Жан Кальме не двигался, ему хотелось лежать вот так, в темноте, на спине, вытянув руки вдоль тела, с оголенным животом, с раскинутыми ногами. Лежать, как мертвому… да, я мертв, я сделан из камня, меня навсегда положили в мою собственную гробницу, мне осталось лишь сложить руки на груди, чтобы и впрямь превратиться в застывшее мраморное изваяние!
Он молитвенно соединил ладони, вверх пальцами, закрыл в темноте глаза и представил себя фигурой на надгробии, загадочным рыцарем Франциском, что возлежит в этой позе в мертвой тиши замка Жакмар де ла Сарра. Сам замок с его крепостными башнями грозно высится над лощиной, где обитают волки и колдуньи. А внутри, во мраке часовни, жестокий хозяин спит в камне, под скорбной охраной вдовы, дочери и двоих сыновей, которые вот уже шесть столетий усердно молятся во искупление грехов своего повелителя. Когда Жан Кальме впервые посетил Жакмар вместе с отцом, он был потрясен, увидев, что скульптор покрыл фигуру лежащего человека омерзительными скользкими тварями: руки и грудь были обвиты змеями, на щеках и глазах сидели жабы, — казалось, все злобные духи Веножа вышли из холодной реки и сумрачных болот, чтобы на веки вечные остаться подле своего сюзерена, облепив его чешуей и слизью.
Но ведь его, Жана Кальме, ласкают теплые губы, а две нежные девичьи руки гладят его грудь и бедра. Значит, он не виноват, не грешен, как ужасный рыцарь из Сарра! Я никого не убивал! Я добр! Мрачный сир Франциск грабил путников, пытал, насиловал и убивал их, дабы потешить свою кровожадную душу. Огонь, кровь, черная месть. Но я-то чист, я чист, как младенец! Смерть впивается в губы поцелуем вампира. Язык девушки пробегает по моим соскам. О, бездна ночная! Тайна раздела и отказ от всякого раздела. О, ночь избрания! О, благодать!
Встав на колени, Кошечка схватила запястья Жана Кальме и, раскинув его руки, прижала их к простыне. Теперь он был распят и смаковал это ощущение со странным удовольствием.

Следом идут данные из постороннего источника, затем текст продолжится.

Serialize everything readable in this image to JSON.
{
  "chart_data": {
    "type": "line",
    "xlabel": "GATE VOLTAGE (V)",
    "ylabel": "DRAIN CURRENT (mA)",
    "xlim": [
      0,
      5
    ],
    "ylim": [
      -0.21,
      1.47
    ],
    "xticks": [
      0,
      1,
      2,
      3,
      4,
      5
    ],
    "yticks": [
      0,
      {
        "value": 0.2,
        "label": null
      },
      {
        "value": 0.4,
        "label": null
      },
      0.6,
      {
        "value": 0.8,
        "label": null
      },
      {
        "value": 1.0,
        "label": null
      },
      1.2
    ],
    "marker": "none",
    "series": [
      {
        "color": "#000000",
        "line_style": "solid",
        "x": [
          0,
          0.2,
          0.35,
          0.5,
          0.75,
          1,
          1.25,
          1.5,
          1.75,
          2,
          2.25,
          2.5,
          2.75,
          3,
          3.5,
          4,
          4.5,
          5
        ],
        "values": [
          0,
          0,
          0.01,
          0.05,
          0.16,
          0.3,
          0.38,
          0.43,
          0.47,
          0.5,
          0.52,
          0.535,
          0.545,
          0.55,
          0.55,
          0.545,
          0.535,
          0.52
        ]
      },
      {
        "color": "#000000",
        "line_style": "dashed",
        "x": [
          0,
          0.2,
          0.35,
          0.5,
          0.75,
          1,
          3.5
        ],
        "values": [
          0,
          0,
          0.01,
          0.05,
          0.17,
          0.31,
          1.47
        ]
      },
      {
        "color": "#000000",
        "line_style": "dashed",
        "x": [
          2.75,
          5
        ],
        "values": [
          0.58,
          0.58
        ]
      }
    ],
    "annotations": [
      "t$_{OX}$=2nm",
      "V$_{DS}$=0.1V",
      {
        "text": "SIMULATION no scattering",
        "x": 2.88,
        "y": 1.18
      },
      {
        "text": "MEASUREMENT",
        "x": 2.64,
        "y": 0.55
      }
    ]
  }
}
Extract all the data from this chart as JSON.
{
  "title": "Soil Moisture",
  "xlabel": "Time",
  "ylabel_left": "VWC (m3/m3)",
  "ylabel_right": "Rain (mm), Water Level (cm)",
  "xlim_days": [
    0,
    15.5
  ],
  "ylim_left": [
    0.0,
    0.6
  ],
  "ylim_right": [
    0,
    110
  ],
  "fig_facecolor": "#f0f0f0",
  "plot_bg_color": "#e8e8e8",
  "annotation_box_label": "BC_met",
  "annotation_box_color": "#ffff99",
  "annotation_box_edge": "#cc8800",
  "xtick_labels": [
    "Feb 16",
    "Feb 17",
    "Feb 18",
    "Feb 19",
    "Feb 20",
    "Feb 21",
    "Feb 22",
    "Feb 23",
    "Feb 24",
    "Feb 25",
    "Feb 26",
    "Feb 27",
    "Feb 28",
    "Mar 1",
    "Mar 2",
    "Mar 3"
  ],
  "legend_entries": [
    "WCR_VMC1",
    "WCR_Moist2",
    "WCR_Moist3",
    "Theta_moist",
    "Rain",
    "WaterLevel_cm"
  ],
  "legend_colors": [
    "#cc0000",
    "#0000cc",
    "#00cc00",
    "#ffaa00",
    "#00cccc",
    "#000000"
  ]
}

Он дышал медленно и глубоко, он видел со стороны, как вздымается его собственная грудь, открытая для поцелуев Терезы, как трепещет тело под ее ласками. Легкие руки еще раз нажали на его запястья, словно веля ему хранить позу распятого. Затем она быстро расстегнула пряжку его ремня, спустила молнию и, сняв с него брюки и трусы, бросила на ковер, куда они спланировали, как два парашютика. Теперь Жан Кальме лежал обнаженным под ее ловкими пальцами. Согнувшись дугой, Кошечка — прелестная демоница, восхитительный вампир — припала губами к его члену. Ее волосы щекотали бедра Жана Кальме; губы осыпали его тело быстрыми легкими поцелуями — так люди, пришедшие на свадьбу или на похороны, разбрасывают на столе свои визитные карточки, прежде чем удалиться на цыпочках, оставив хозяина во власти его ликования или горя, а выйдя на улицу, глядят на освещенные окна квартиры с легкой завистью, как на единственный рай, сулящий беззаботный покой. Но демоница не думала исчезать, ее нежное личико, ее мягкие губы и острые зубки то и дело касались члена Жана Кальме, и тот медленно напрягался, вставал, тянулся навстречу теплому дыханию веселой колдуньи.